Fabien Clain, dont la voix a été identifiée sur une revendication des attentats de Paris par le groupe État islamique, est un vieux routier du djihadisme français, qui selon Le Monde avait déjà menacé le Bataclan en 2009.

Selon des informations obtenues par le quotidien français, il avait proféré des menaces contre la salle de spectacle parisienne en raison du présumé sionisme de ses propriétaires. Le terroriste est également connu pour être proche de Mohamed Merah qui, au nom du djihad, avait tué sept personnes dans le sud-ouest de la France en 2012.

L'intonation n'est ni martiale ni agressive, la voix est douce, posée. Les mots sont d'une violence rare pour se réjouir de la mort des «idolâtres» du Bataclan, la salle de concert visée par les attentats, qui ont aussi frappé des bars, des restaurants et un stade de soccer.

Et de menacer: cette attaque, qu'a fait 129 morts, «n'est que le début de la tempête et un avertissement pour ceux qui veulent méditer et retirer leurs leçons.»

Fabien Clain, 37 ans, n'appartient pas à la génération des «djihadistes Facebook» partis en Syrie après un embrigadement éclair par internet et dotés d'un bagage religieux sommaire.

Son profil et son passé en font un cadre et un mentor naturels pour les plus jeunes parmi les quelque 850 Français et Belges qui seraient actuellement en Syrie.

Converti à l'islam dans les années 1990, cet homme d'origine réunionnaise (île française de l'Océan indien) semble s'être radicalisé dans la première moitié des années 2000, comme son frère Jean-Michel, 35 ans. Il appartient alors à un groupe de jeunes salafistes radicaux qui fréquentent une salle de prières du quartier sensible du Mirail à Toulouse (sud-est).

«C'était quelqu'un qui était gentil, affable, souriant», se souvient pour l'AFP l'imam, Mamadou Daffé. Au milieu des années 2000, l'imam apprend toutefois qu'il est la cible de critiques des jeunes salafistes. Et en 2005, Clain cesse de venir «parce qu'il n'était pas d'accord avec le prêche», pense Mamadou Daffé.

Le groupe se retrouve volontiers dans un village au sud de Toulouse, Artigat, autour d'un «gourou», Olivier Corel. D'origine syrienne, l'«Émir blanc», aujourd'hui septuagénaire, fait office de «savant en religion» pour ces jeunes qui viennent régulièrement dans sa petite maison écouter ses préceptes.

«Haine contre les incroyants»

Au même titre qu'un autre converti, Thomas Barnouin, Fabien Clain, alias «frère Omar», exerce un ascendant intellectuel certain sur le groupe. Notamment auprès de deux frères, Abdelkader et Mohamed Merah, et d'un de leurs intimes, Sabri Essid.

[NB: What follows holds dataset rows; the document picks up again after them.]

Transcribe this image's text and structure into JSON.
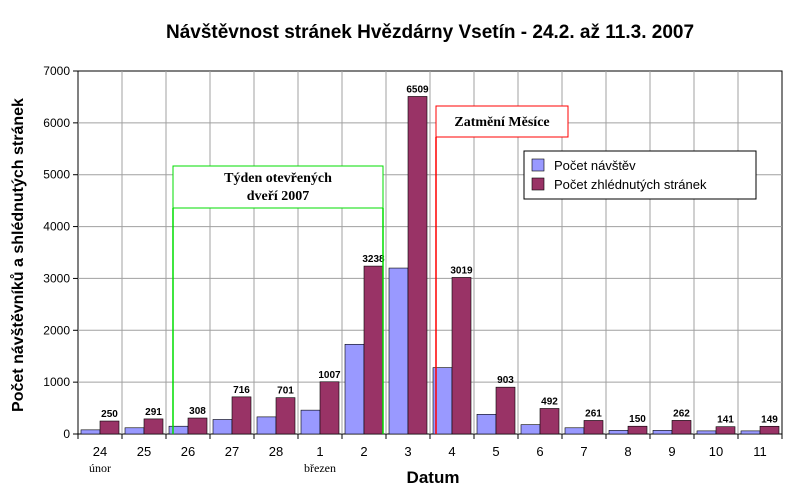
{
  "chart_data": {
    "type": "bar",
    "title": "Návštěvnost stránek Hvězdárny Vsetín - 24.2. až 11.3. 2007",
    "xlabel": "Datum",
    "ylabel": "Počet návštěvníků a shlédnutých stránek",
    "ylim": [
      0,
      7000
    ],
    "yticks": [
      0,
      1000,
      2000,
      3000,
      4000,
      5000,
      6000,
      7000
    ],
    "grid": true,
    "legend_position": "right",
    "categories": [
      "24",
      "25",
      "26",
      "27",
      "28",
      "1",
      "2",
      "3",
      "4",
      "5",
      "6",
      "7",
      "8",
      "9",
      "10",
      "11"
    ],
    "month_labels": [
      {
        "category": "24",
        "text": "únor"
      },
      {
        "category": "1",
        "text": "březen"
      }
    ],
    "series": [
      {
        "name": "Počet návštěv",
        "color": "#9999ff",
        "values": [
          80,
          120,
          150,
          280,
          330,
          460,
          1730,
          3200,
          1280,
          380,
          180,
          120,
          70,
          70,
          60,
          60
        ]
      },
      {
        "name": "Počet zhlédnutých stránek",
        "color": "#993366",
        "values": [
          250,
          291,
          308,
          716,
          701,
          1007,
          3238,
          6509,
          3019,
          903,
          492,
          261,
          150,
          262,
          141,
          149
        ]
      }
    ],
    "data_labels_series": 1,
    "annotations": [
      {
        "text_lines": [
          "Týden otevřených",
          "dveří 2007"
        ],
        "border_color": "#00dd00",
        "from_category": "26",
        "to_category": "2"
      },
      {
        "text_lines": [
          "Zatmění Měsíce"
        ],
        "border_color": "#ff0000",
        "at_category": "4"
      }
    ]
  }
}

Surveillé de plus en plus près, le groupe de Toulouse-Artigat apparaît dans les radars de la justice fin 2006. Le 12 décembre, Essid et Barnouin sont interceptés par l'armée syrienne, en route pour combattre les troupes américaines en Irak. Après quelques mois de détention, ils sont remis à la justice française.

Corel et Abdelkader Merah sont entendus sans être inquiétés mais Essid, Barnouin et Clain, présenté comme un «organisateur» de la filière djihadiste, sont condamnés. Le parquet fustige la «haine contre les incroyants» qui anime les membres de la filière.

Aussi Fabien Clain est-il en prison au moment de la campagne d'assassinats de Mohamed Merah, qui a abattu trois militaires ainsi qu'un professeur et trois enfants devant une école juive, à Toulouse et Montauban en mars 2012.

Mais les deux hommes ont correspondu par courrier durant les périodes de détention de Mohamed Merah dans des dossiers de droit commun, comme pendant les années de prison de Clain.

Il se désolidarisera publiquement des crimes du tueur au scooter et, à sa libération, quelques mois après, il ne s'installe pas à Toulouse, mais en Normandie.

Puis sa trace se retrouve en Syrie. Quand y est-il parti? Peut-être à la même période que le clan des Toulousains qui, de manière échelonnée durant le premier semestre 2014, trompent la surveillance des services français.

Cette année, le nom de Fabien Clain est apparu dans l'enquête sur le projet avorté d'attaque d'une église à Villejuif, en banlieue parisienne, en avril.

Samedi, c'est sa voix, selon les services, qui revendique au nom de l'EI le carnage parisien. Sur cet enregistrement, il glorifie les kamikazes, «soldats du califat» qui ont «pris pour cible la capitale des abominations et de la perversion». «Qu'Allah les accepte parmi les martyrs et nous permette de les rejoindre», ajoute la voix.